### Statistical significance

**Statistical significance** is the notion used in hypothesis testing to reject or accept hypotheses. Generally, a null hypothesis

*H0* may be rejected and an alternative hypothesis

*H1* accepted, if there is sufficient statistical evidence given the observed events that favour

*H1* over

*H0*. Statistical significance is calculated as a

**p-value**, the probability of observing the given event or any other more extreme event.

In graphical output, significant results are printed in black and insignificant results in gray. In textual output, significant p-values are preceded with exclamation symbol `!'.

In g:GOSt, the analysis tests

**the following pair of hypotheses**:

**Null hypothesis H0**: Given a set of input of genes *G* as query, and genes associated to GO (KEGG, TRANSFAC..) term *T*, the number of common elements to *G* and *Q*, i.e. intersection *G&Q*, has probably appeared by random chance. **Alternative hypothesis H1**: The intersection *G&Q* is proportionally large enough so it has probably not appeared by random chance, and the event may therefore reveal relevant biological information, i.e. overrepresented GO terms, KEGG pathways, regulatory motifs, etc., of the given gene group.

g:GOSt uses

**Fisher's one-tailed test**, also known as

**cumulative hypergeometric probability**, as the p-value measuring the randomness of the occurred intersection

*G&Q*. Generally, the smaller is the p-value, the higher are the odds that the given match with the term and the input query is important and has not appeared by mere chance. The p-value represents the probability of the observed intersection plus probabilities of all larger, more extreme intersections.

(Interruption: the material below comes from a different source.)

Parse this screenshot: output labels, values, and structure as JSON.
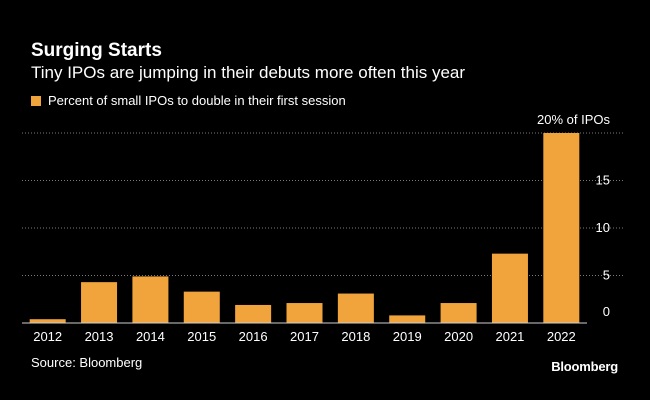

Null hypothesis may be rejected, if the p-value is sufficiently small. The borderline between "normal" and "significantly small" is called

**significance threshold**. Traditional significance thresholds include 0.05, 0.01, 0.001.

The problem of

**multiple testing** occurs when an analysis involves several rounds of testing the same pairs of hypotheses. It is rather intuitive that in a long series of tests, sooner or later one may observe quite a good p-value that has actually occurred by random chance. Therefore it is reasonable to lower significance thresholds as the number of performed tests grows.

Every analysis of a gene list in g:GOSt involves a series of comparisons, as the intersection

*G&Q* and corresponding p-value is calculated for a large number of terms from GO, KEGG, TRANSFAC, and other data sources. Since all of these p-values are compared against a threshold, the GOSt analysis involves multiple testing, rendering traditional significance thresholds useless.

g:GOSt uses

**multiple testing correction algorithms** for distinguishing significant results from random matches. These include

**Bonferroni correction**,

**Benjamini-Hochberg False Discovery rate**, and g:GOSt native method

**g:SCS**. The latter method is used by default.

In multiple testing correction, all p-values in a series of tests are transformed to more conservative values based on the number and distribution of initial p-values. In g:GOSt, the cutoff value after correction is

*0.05*, denoting the fraction of

**false positives** in a normal g:GOSt analysis.